A verdade é que as pessoas têm explicações para o que elas fazem e para o que elas não fazem, e as explicações não devem resultar necessariamente em uma absolvição. As pessoas têm explicações e essas explicações podem ser plausíveis ou mais ou menos, e você pode entender, acatar. Há uma frase que gosto muito e embora não recorde o autor ela diz o seguinte: ‘tudo que é humano não me é estranho’. 

Às vezes, a pessoa erra por falta de caráter, por inveja, por ganância, por ser orgulhoso, altivo ou por uma mentira, e você entende porque isso é próprio do ser humano. Entender e absorver é questão do bom senso e, às vezes, precisamos entender que a pessoa não é o pensamos que era e ela não serve para o nosso círculo restrito de convivência, não merece nosso amor. Quando é agressor, seja de qual natureza for, psicológico, física, patrimonial, ela sequer merece ter nuances da nossa vida privada. Consequentemente devemos cortá-la do nosso círculo de convivência.  

Sabemos que o que acaba com uma pessoa é um abalo emocional muito grande, este quando não tratado implica o desequilíbrio emocional constante na vida. A consequência de uma figura melancólica e doentia sempre tomará o lugar de um menino ou uma menina que era adorável, florescente e cheio de saúde. Se a pessoa não cuidar da saúde, terá de cuidar da doença, se não cuidar do casamento terá de cuidar do divórcio e as consequências dele, como por exemplo as delimitações que a lei impõe protegendo os filhos do próprio agressor, ainda que nele não haja intenção de ferir ou agredir o filho. Entende que a pessoa é quem escolhe qual cuidado terá?
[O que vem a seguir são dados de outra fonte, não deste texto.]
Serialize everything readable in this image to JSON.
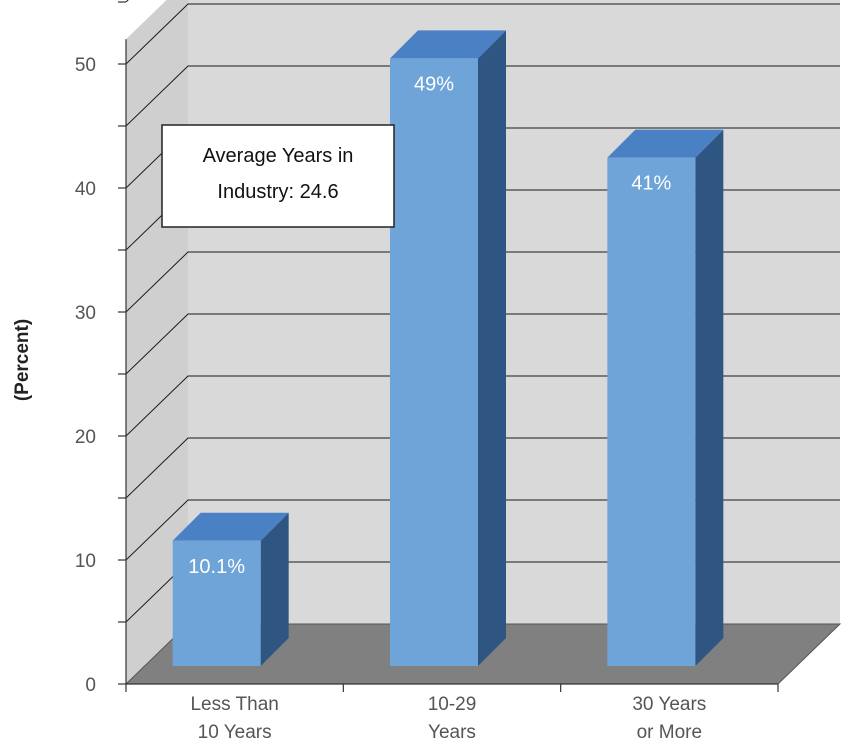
{
  "chart_data": {
    "type": "bar",
    "categories": [
      [
        "Less Than",
        "10 Years"
      ],
      [
        "10-29",
        "Years"
      ],
      [
        "30 Years",
        "or More"
      ]
    ],
    "values": [
      10.1,
      49,
      41
    ],
    "data_labels": [
      "10.1%",
      "49%",
      "41%"
    ],
    "ylabel": "(Percent)",
    "ylim": [
      0,
      50
    ],
    "yticks": [
      "0",
      "10",
      "20",
      "30",
      "40",
      "50"
    ],
    "grid": true,
    "annotation": [
      "Average Years in",
      "Industry: 24.6"
    ],
    "colors": {
      "bar_front": "#6fa4d8",
      "bar_top": "#4a80c4",
      "bar_side": "#2f5582",
      "wall": "#d9d9d9",
      "floor": "#808080",
      "grid": "#1a1a1a"
    }
  }
}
Certa vez, ouvi dizer que a boa educação é mais indispensável ao bem-estar que o bom coração. Tem gente tão estressada, grossa, explosiva, que ofende, mas que tem bom coração. Entretanto, ao bem-estar do indivíduo a boa educação é mais indispensável que um bom coração. Você pode ter um coração lindo caro leitor, mas se você se encaixa nas características mencionadas últimas linhas em tela acima, eu lhe afirmo que ninguém aguenta mais a sua gritaria, a sua grosseria, suas explosões. Para o bem-estar é mais indispensável a boa educação que um bom coração. Afinal, um bom coração não é licença para ofender os outros. Reitero, entender o que conduz uma pessoa a agir como faz e absolvê-la é outra situação. A lei veio estabelecendo respaldo para integridade das vítimas de agressores, evitando que a violência velada se estenda aos filhos. 

Portanto, qual é a sua escolha? Qual o seu critério para conviver?

Por Flavia Moreira. Advogada, pós-graduada em Direito Público, Direito Processual Civil, pelo IDDE em parceria com Universidade Coimbra de Portugal, ‘IUS GENTIUM CONIMBRIGAE, especialista em Direito de Família e Sucessões, associada ao IBDFAM e membro do Direito de Família da OAB/MG.